In August 1642, French Jesuit missionary Isaac Jogues was captured by the Mohawk and brought to their village of Ossernenon. Hearing of this, Van Curler visited the "first castle" and attempted to ransom Jogues, but without success as the Mohawk were not inclined to release him at that time. In the autumn of 1643, the Mohawk were persuaded to bring the priest with them when they came to Beverwijck to trade. Once there, van Curler helped Jogues to escape, hiding him his barn until a deal could be reached and the Frenchman put on a ship to take him downriver to New Amsterdam. In 2011 the Colonie Historical Society and the town historian were working on an interpretive sign for Schuyler Flatts Park to commemorate this.

The ransoming of Jogues brought a change in how the Mohawk treated captives. The following year Jesuit missionary François-Joseph Bressani was brought to Fort Orange to be ransomed for a substantial price in trade goods, for which the Dutch later sought reimbursement from the French.

Also in 1643, Van Curler married the widow of Jonas Bronck, Teuntie Joriaens, also known as Antonia Slaaghboom, and the couple settled in Beverwijck, near Fort Orange. In 1663 he had a son by Anneke Schaets, daughter of Gideon Schaets, the dominie of Beverwijck.

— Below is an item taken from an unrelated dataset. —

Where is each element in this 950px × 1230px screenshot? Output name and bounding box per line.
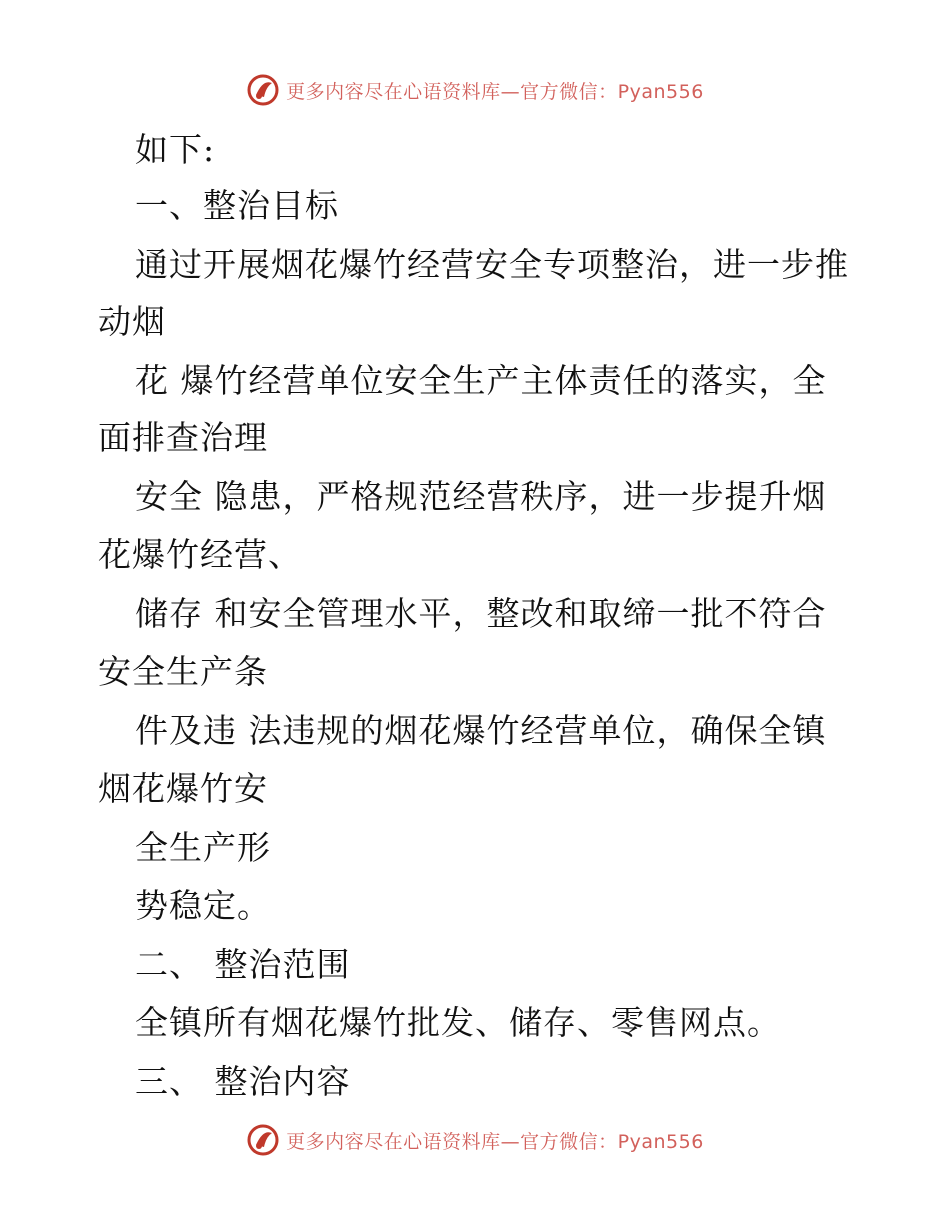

In 1662, he founded the city of Schenectady on land he purchased from the Mohawks. He was known for his fair dealings with the Indians, negotiating disputes and arranging for captives to be freed. He also fathered a child with a Mohawk woman, possibly before his marriage to Teuntie Joriaens. For many years the Mohawks called the governors of New York "Corlaer", using his name as a title, because of the high regard in which they held him.

In 1666 he aided De Courcelle, governor of New France, who ran into difficulties while on an expedition to the Mohawk Valley, supplying the French with provisions. In 1667, on a trip to Quebec at the invitation of Governor de Tracy he drowned in Lake Champlain when his boat overturned in Perou Bay during a storm.

The Hotel Van Curler in Schenectady, built in 1925 - now Elston Hall of Schenectady County Community College - was named after Arent van Curler. Van Corlaer Elementary School, built in 1914 on Guilderland Avenue in Schenectady, is also named after him. In the birthplace of van Curler, Nijkerk, two districts and two schools named after him.